2016/05/09

Harperとの勝負を徹底的に回避するカブスの策について

5月8日のカブス戦Bryce Harperが1試合6四球のMLBタイ記録を達成しました。過去3度、1938年のJimmie Foxx、1984年のAndre Thornton、そして1999年のJeff Bagwellが記録しただけ。3人ともそれ以外の打席では出塁していませんが、今回のHarperは残りの1打席も死球で出塁。1試合の全打席で、打数にカウントされない形で7度出塁というのはMLB新記録とのことです。

敬遠は3つでしたが、他の四球も勝負をする気がほとんどない敬遠気味のもの。つまり、徹底的にHarperを避ける。それがカブスの作戦でした。しかも、この試合だけではありません。この4連戦のHarperの成績は次のとおり。

5/5 1/1 3BB R
5/6 0/3 1BB R 2K
5/7 0/0 3BB(1IBB) SF RBI
5/8 0/0 6BB(3IBB) 1HBP

締めて、計19打席、4打数、1安打、13四球(うち4敬遠)、1死球、1犠飛。徹底した回避策です。

こうなると後ろを打つ打者に期待がかかるわけですが、4試合とも4番を打ったRyan Zimmermanの成績は、計19打数2安打で3打点と完全にブレーキとなってしまいました。2度までも、2死1,2塁でHarperを敬遠され、いずれも凡退。これまでチャンスに強い印象の強かったZimmermanがこれほどまでに抑え込まれるとは思ってもいませんでした。

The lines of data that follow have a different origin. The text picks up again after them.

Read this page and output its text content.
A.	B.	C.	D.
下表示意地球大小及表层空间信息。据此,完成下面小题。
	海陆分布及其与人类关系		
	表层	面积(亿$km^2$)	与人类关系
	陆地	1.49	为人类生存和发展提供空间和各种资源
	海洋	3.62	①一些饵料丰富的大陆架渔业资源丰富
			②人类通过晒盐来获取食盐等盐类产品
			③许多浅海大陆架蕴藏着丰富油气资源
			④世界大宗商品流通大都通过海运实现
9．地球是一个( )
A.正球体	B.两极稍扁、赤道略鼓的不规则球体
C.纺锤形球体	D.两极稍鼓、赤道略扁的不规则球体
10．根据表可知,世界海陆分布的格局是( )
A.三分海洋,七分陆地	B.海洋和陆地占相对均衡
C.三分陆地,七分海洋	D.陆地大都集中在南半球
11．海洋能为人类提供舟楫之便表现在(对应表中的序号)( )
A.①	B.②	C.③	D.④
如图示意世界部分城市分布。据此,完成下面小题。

この策が、いずれも3点差以内で終わったこの4連戦の結果を左右したと言っても過言ではないと思います。Harperへの最高の敬意を払ったと見ることもできますし、味方投手を信じていないとも言えます(第4戦で先発したTanner Roarkはこの観点から批判的なコメントを残しています)。ま、こうして議論が巻き起こる采配で勝利をつかむ。これがJoe Maddon監督の真骨頂ということかもしれません。

もっとも、第4戦の後のMaddon監督のコメントは
「彼(Harper)がどれほど素晴らしい選手かは周知のとおり。なぜあえて危険を冒す必要があるのか。他の打者に打たれるなら、それでいい。気にすることはない。彼はあまり調子が良くない状態でこのシリーズを迎えていたが、その彼の調子を上向きにすることはしたくなかった。過去にもこういう経験はある。我々としては、今やらなければならないと思ったことをやったまで。結果としてそれがうまくいった。」
などと嘯いており、全く面白くありません。

一方のDusty Baker監督のコメントは
「ファンは彼が歩くところを見に来たわけではなく、バットを振るところを見に来ているはず。とはいえ、うちのチームでHarperの後ろを打つ打者が打ち始めるまでは仕方あるまい。」
というコメントを残しつつ、当面Zimmermanの打順を変えるといった措置を取るつもりはないと言っています。

さて、カブスとは、この後6月13~15日にナショナルズ・パークでの3連戦が予定されています。そこでどう対応してくるか、そしてポストシーズンで対戦することになった時にどう戦うか、楽しみな点が1つ増えました。シーズンは、まだまだこれからです。